Prominent scientists from around the world were taken to visit Lewontin’s laboratory, where they sat around the table and were greeted by a giant mounted elk head – a manifestation, according to Hoekstra, of the exchange of ideas that Lewontin fostered throughout his life.

Researchers at the Lewontin Lab would gather around an iconic moose head mounted in the center of the room. Through Courtesy of Andrew Berry

According to Berry, Lewontin has created a community that has attracted “great people” and “fostered great science,” the collaborative table being just one example.

“If you look at the breakdown of people who do important science in our field today, almost all of them have some connection to Lewontin,” Berry said. “It was because he was a fantastic mentor. He was a great mentor. He cared.

For example, Lewontin had a policy that Berry called “revolutionary” – he would never put his name on a scientific article unless he had contributed significantly, even when research was cultivated in his lab and under his mentorship.

“He felt that if he was not contributing to science directly and in a substantial way, his name should not be on the paper,” Coyne said. “It’s absolutely unique in science, especially in large labs these days. “

“A responsibility to be engaged”

Lewontin was a “polymath,” with interests extending far beyond science, Coyne said. He spoke multiple languages, played music, was a “fabulous” public speaker, and was technically proficient beyond his research – for example, he built his own log cabin.

Stephen Lewontin said his father was deeply interested in music and the creative arts, even joining the board of directors of the Marlboro Music Festival in Vermont and befriending the musicians. He also joined the Vermont Volunteer Fire Department and enjoyed spending time with the other firefighters at the station.

“He really respected what other people were doing outside of science, and he understood that scientific snobbery was something he didn’t want to be a part of,” Lewontin said.

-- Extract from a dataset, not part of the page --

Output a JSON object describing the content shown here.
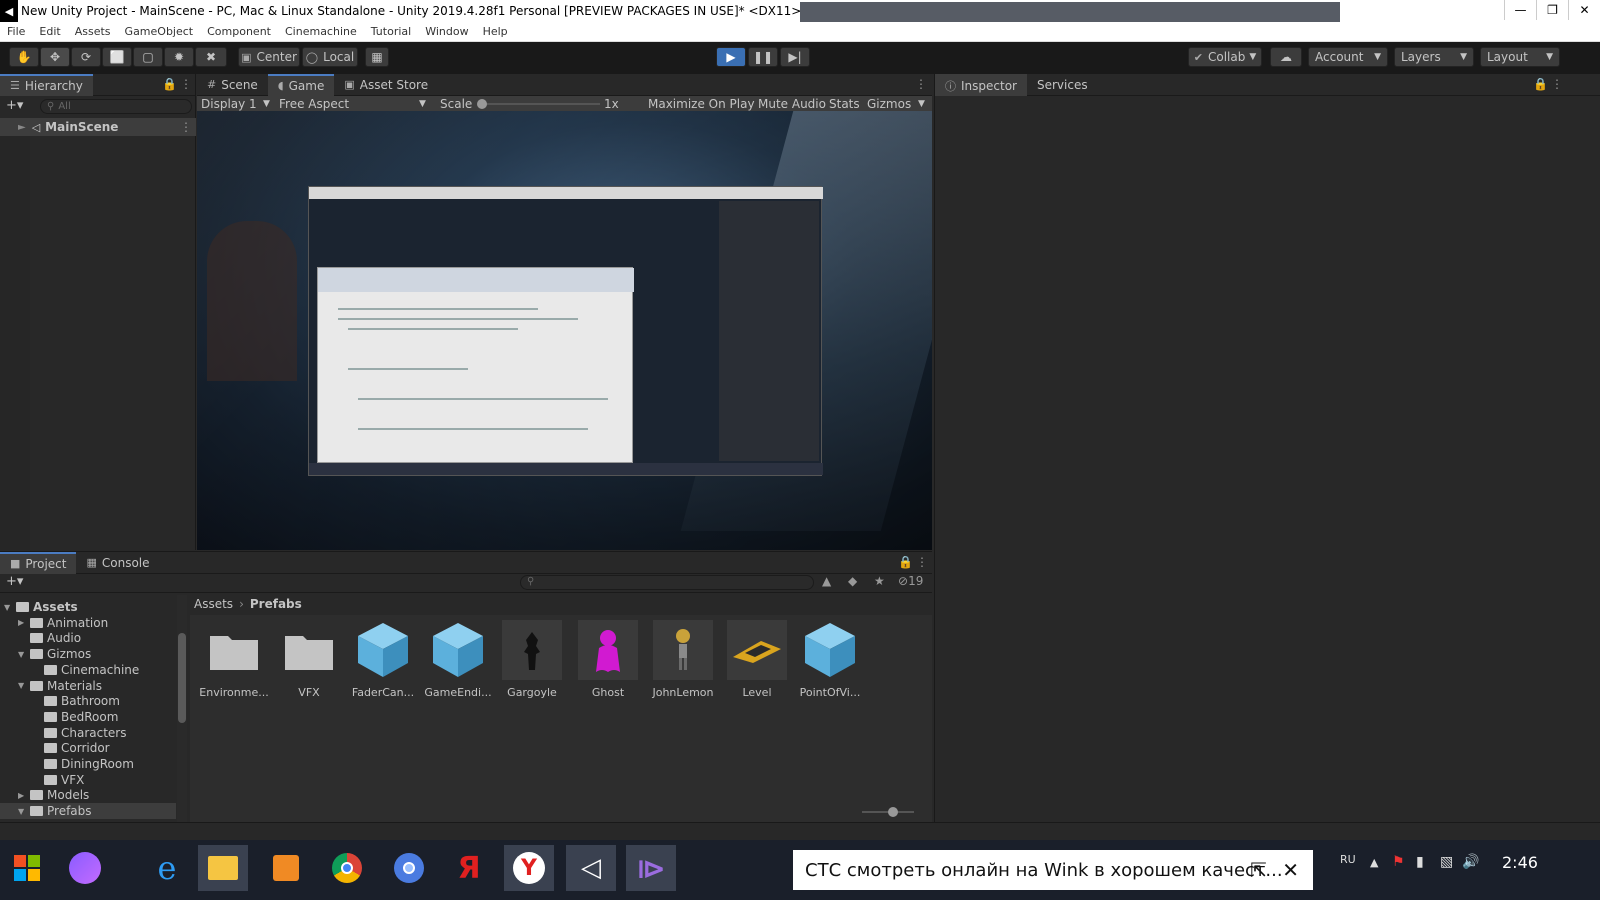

Lewontin was also a frequent contributor of scientific articles to the New York Review of Books. Berry called his former mentor a “brilliant writer, brilliant polemicist, brilliant communicator” whose writing was “lyrical and limpid.”

“He deeply believed that a scientist should not be locked in a dark laboratory corner of the Ivory Tower, a scientist has a responsibility to engage with the world, to be transparent about what he is doing.” , said Berry.

An “ethical” scientist

Lewontin stressed the importance of being an “ethical” scientist in his lab, according to Coyne.

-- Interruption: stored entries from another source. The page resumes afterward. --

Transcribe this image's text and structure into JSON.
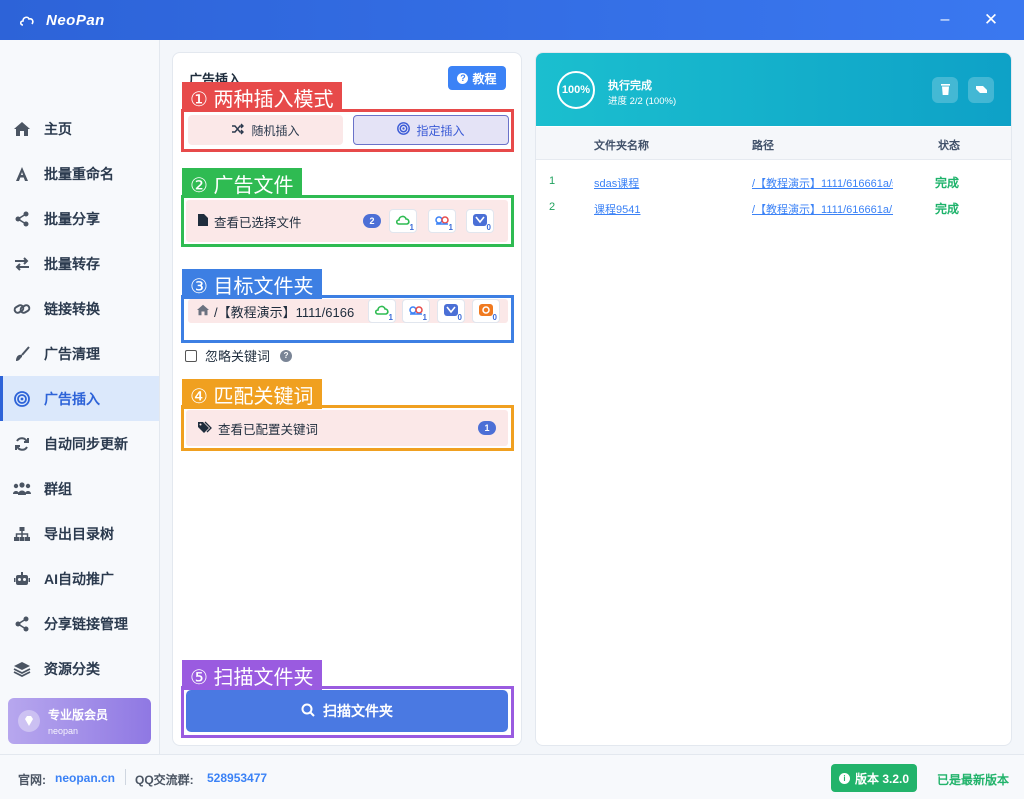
{
  "app": {
    "name": "NeoPan"
  },
  "window": {
    "minimize": "–",
    "close": "✕"
  },
  "sidebar": {
    "items": [
      {
        "label": "主页",
        "icon": "home-icon"
      },
      {
        "label": "批量重命名",
        "icon": "font-icon"
      },
      {
        "label": "批量分享",
        "icon": "share-icon"
      },
      {
        "label": "批量转存",
        "icon": "exchange-icon"
      },
      {
        "label": "链接转换",
        "icon": "link-icon"
      },
      {
        "label": "广告清理",
        "icon": "brush-icon"
      },
      {
        "label": "广告插入",
        "icon": "target-icon"
      },
      {
        "label": "自动同步更新",
        "icon": "sync-icon"
      },
      {
        "label": "群组",
        "icon": "users-icon"
      },
      {
        "label": "导出目录树",
        "icon": "sitemap-icon"
      },
      {
        "label": "AI自动推广",
        "icon": "robot-icon"
      },
      {
        "label": "分享链接管理",
        "icon": "share-icon"
      },
      {
        "label": "资源分类",
        "icon": "layers-icon"
      }
    ],
    "active_index": 6,
    "member": {
      "title": "专业版会员",
      "user": "neopan"
    }
  },
  "panel": {
    "title": "广告插入",
    "help_label": "教程",
    "annotations": {
      "mode": "① 两种插入模式",
      "file": "② 广告文件",
      "target": "③ 目标文件夹",
      "keyword": "④ 匹配关键词",
      "scan": "⑤ 扫描文件夹"
    },
    "mode_random": "随机插入",
    "mode_fixed": "指定插入",
    "selected_mode": "指定插入",
    "file_row": {
      "label": "查看已选择文件",
      "count": "2",
      "cloud_counts": [
        "1",
        "1",
        "0"
      ]
    },
    "target_row": {
      "path": "/【教程演示】1111/6166",
      "cloud_counts": [
        "1",
        "1",
        "0",
        "0"
      ]
    },
    "ignore_keywords": {
      "label": "忽略关键词",
      "checked": false
    },
    "keyword_row": {
      "label": "查看已配置关键词",
      "count": "1"
    },
    "scan_button": "扫描文件夹"
  },
  "result": {
    "ring_text": "100%",
    "status": "执行完成",
    "progress_text": "进度 2/2 (100%)",
    "progress_fraction": 1.0,
    "accent": "#1bbfcf",
    "columns": [
      "文件夹名称",
      "路径",
      "状态"
    ],
    "rows": [
      {
        "idx": "1",
        "name": "sdas课程",
        "path": "/【教程演示】1111/616661a/s",
        "status": "完成"
      },
      {
        "idx": "2",
        "name": "课程9541",
        "path": "/【教程演示】1111/616661a/1",
        "status": "完成"
      }
    ]
  },
  "footer": {
    "site_label": "官网:",
    "site": "neopan.cn",
    "qq_label": "QQ交流群:",
    "qq": "528953477",
    "version": "版本 3.2.0",
    "latest": "已是最新版本"
  }
}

“If he saw other scientists, for example, doing something he felt was unethical, like overselling their data in an article, saying things about their data that weren’t justified by the data.” , he would never talk to that person again. Coyne said. “He would cancel them completely.”

Lewontin on the occasion of his 90th birthday.

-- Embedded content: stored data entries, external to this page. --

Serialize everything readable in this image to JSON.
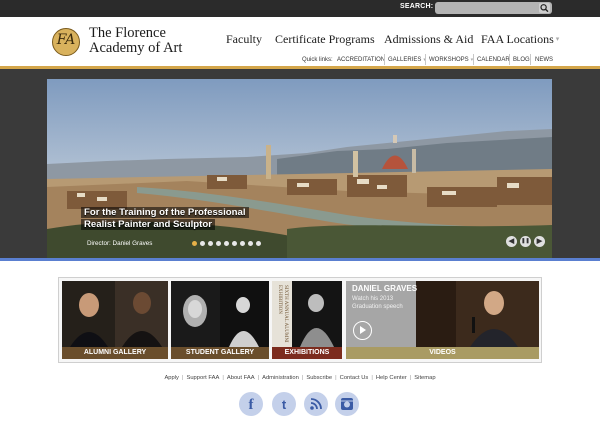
{
  "search": {
    "label": "SEARCH:",
    "value": "",
    "icon": "search-icon"
  },
  "brand": {
    "line1": "The Florence",
    "line2": "Academy of Art",
    "monogram": "FA",
    "logo_color": "#d9b25d"
  },
  "nav": {
    "items": [
      {
        "label": "Faculty"
      },
      {
        "label": "Certificate Programs"
      },
      {
        "label": "Admissions & Aid"
      },
      {
        "label": "FAA Locations"
      }
    ],
    "chevron": "▾"
  },
  "quicklinks": {
    "label": "Quick links:",
    "items": [
      "ACCREDITATION",
      "GALLERIES",
      "WORKSHOPS",
      "CALENDAR",
      "BLOG",
      "NEWS"
    ],
    "caret": "▾"
  },
  "hero": {
    "caption_line1": "For the Training of the Professional",
    "caption_line2": "Realist Painter and Sculptor",
    "director": "Director: Daniel Graves",
    "slide_count": 9,
    "active_slide": 1,
    "controls": {
      "prev": "◀",
      "pause": "❚❚",
      "next": "▶"
    }
  },
  "tiles": [
    {
      "label": "ALUMNI GALLERY",
      "color": "#6a4e2c"
    },
    {
      "label": "STUDENT GALLERY",
      "color": "#6a4e2c"
    },
    {
      "label": "EXHIBITIONS",
      "color": "#7c2c1e"
    },
    {
      "label": "VIDEOS",
      "color": "#a99b63"
    }
  ],
  "video_tile": {
    "title": "DANIEL GRAVES",
    "sub1": "Watch his 2013",
    "sub2": "Graduation speech"
  },
  "exhibition_tile": {
    "vertical_text": "SIXTH ANNUAL ALUMNI EXHIBITION"
  },
  "footer": {
    "links": [
      "Apply",
      "Support FAA",
      "About FAA",
      "Administration",
      "Subscribe",
      "Contact Us",
      "Help Center",
      "Sitemap"
    ],
    "separator": "|"
  },
  "social": [
    {
      "name": "facebook-icon",
      "glyph": "f"
    },
    {
      "name": "twitter-icon",
      "glyph": "t"
    },
    {
      "name": "rss-icon",
      "glyph": ""
    },
    {
      "name": "instagram-icon",
      "glyph": ""
    }
  ],
  "colors": {
    "gold": "#d4a64a",
    "hero_blue": "#5a7fd0",
    "topbar": "#2b2b2b",
    "social": "#c4d0ea"
  }
}
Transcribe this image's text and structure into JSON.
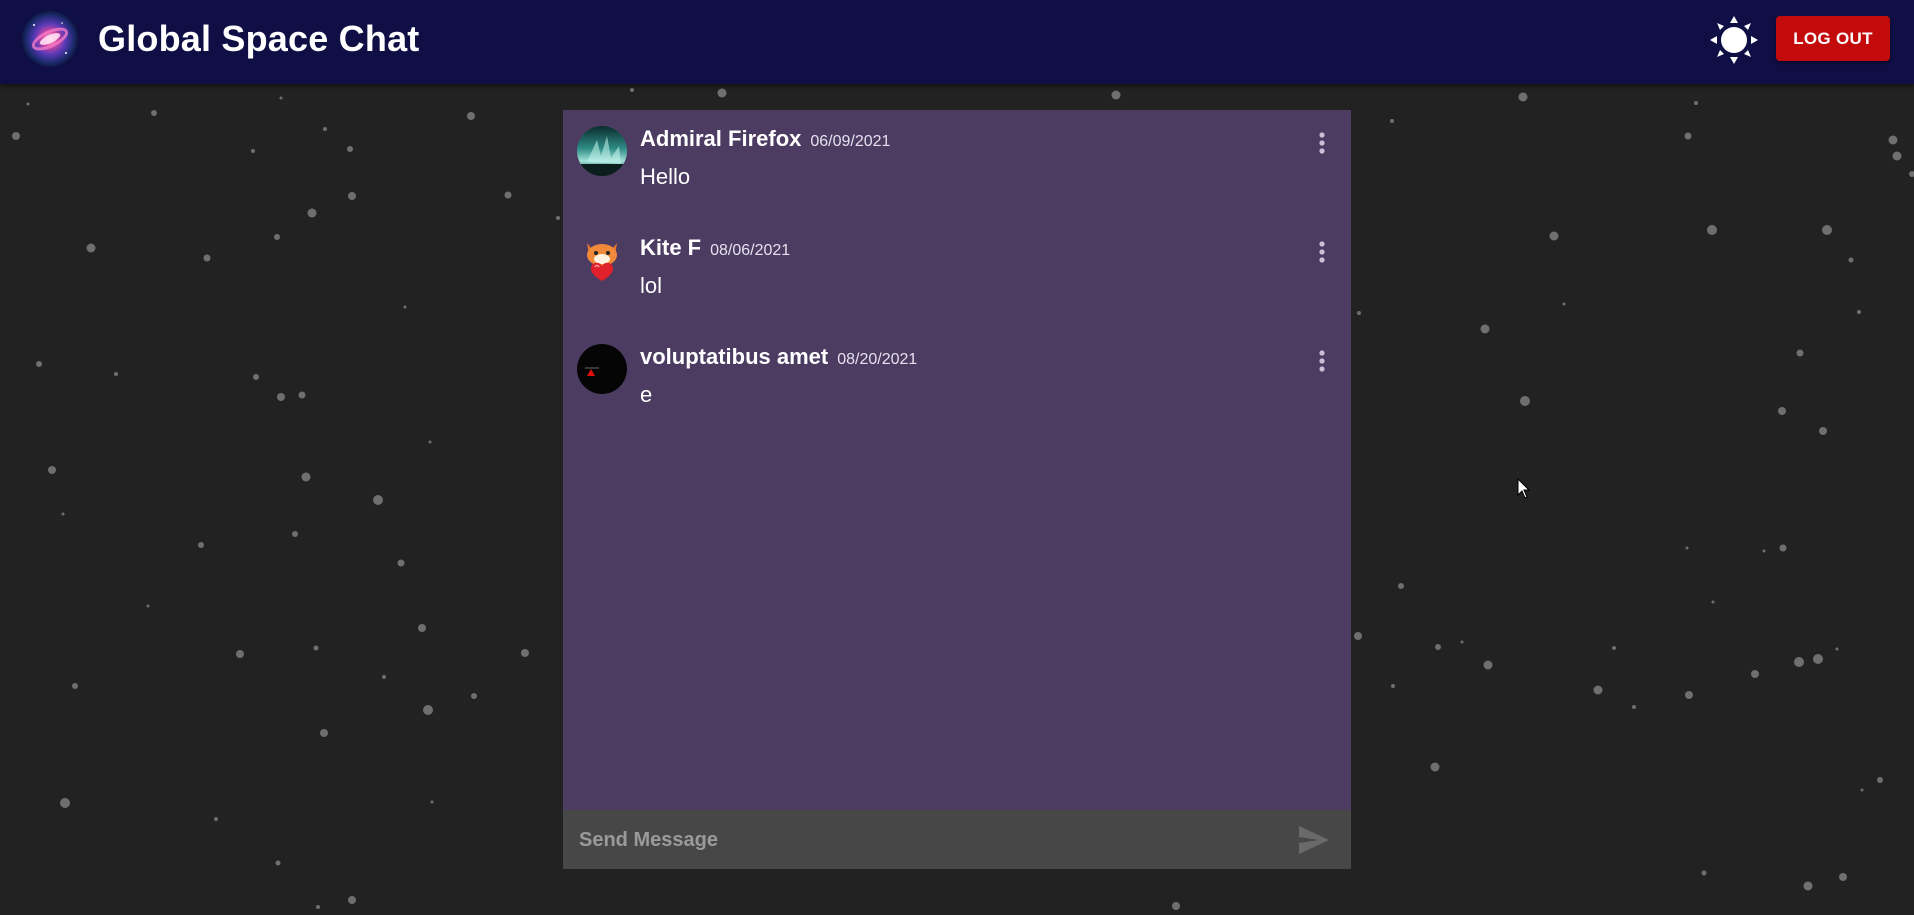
{
  "header": {
    "title": "Global Space Chat",
    "logo_icon": "galaxy-logo-icon",
    "theme_icon": "sun-icon",
    "logout_label": "LOG OUT"
  },
  "messages": [
    {
      "author": "Admiral Firefox",
      "date": "06/09/2021",
      "text": "Hello",
      "avatar_icon": "aurora-avatar"
    },
    {
      "author": "Kite F",
      "date": "08/06/2021",
      "text": "lol",
      "avatar_icon": "fox-heart-avatar"
    },
    {
      "author": "voluptatibus amet",
      "date": "08/20/2021",
      "text": "e",
      "avatar_icon": "dark-avatar"
    }
  ],
  "composer": {
    "placeholder": "Send Message",
    "value": "",
    "send_icon": "send-icon"
  },
  "colors": {
    "background": "#222222",
    "appbar": "#0f0f45",
    "chat_panel": "#4c3c62",
    "input_bar": "#474747",
    "logout": "#c40b0b",
    "star": "#6a6a6a"
  }
}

Lewontin was also a Marxist, who “ran his laboratory like a commune” and on “egalitarian principles,” Coyne said.

He has spoken openly about social and political issues, especially against using “sociobiology” – using evolutionary thinking to understand behavior – to understand the differences between races. He supported his arguments with his own scientific findings that the vast majority of genetic variation occurs within a single population, and not between two populations.

But he also spoke on a wider range of issues. For example, in an editorial published in 2002 in The Crimson, he called on then-president Lawrence H. Summers to raise the wages of Harvard workers.

Lewontin volunteered for the Innocence Project, a nonprofit that uses DNA evidence to exonerate those wrongly convicted. He even testified in court on behalf of those falsely convicted.

“Obviously this has had a huge impact on the lives of a lot of people,” said Stephen Lewontin. “And it wasn’t his science per se, but he used his scientific knowledge as a way to help.”

Stephen Lewontin said he believed much of his father’s involvement in social and political issues was influenced by his wife, Mary Jane Lewontin. The two were in high school sweetheart, married from Lewontin was 18 until his death three days before hers.

Lewontin is survived by his four sons, seven grandchildren and one great-grandchild.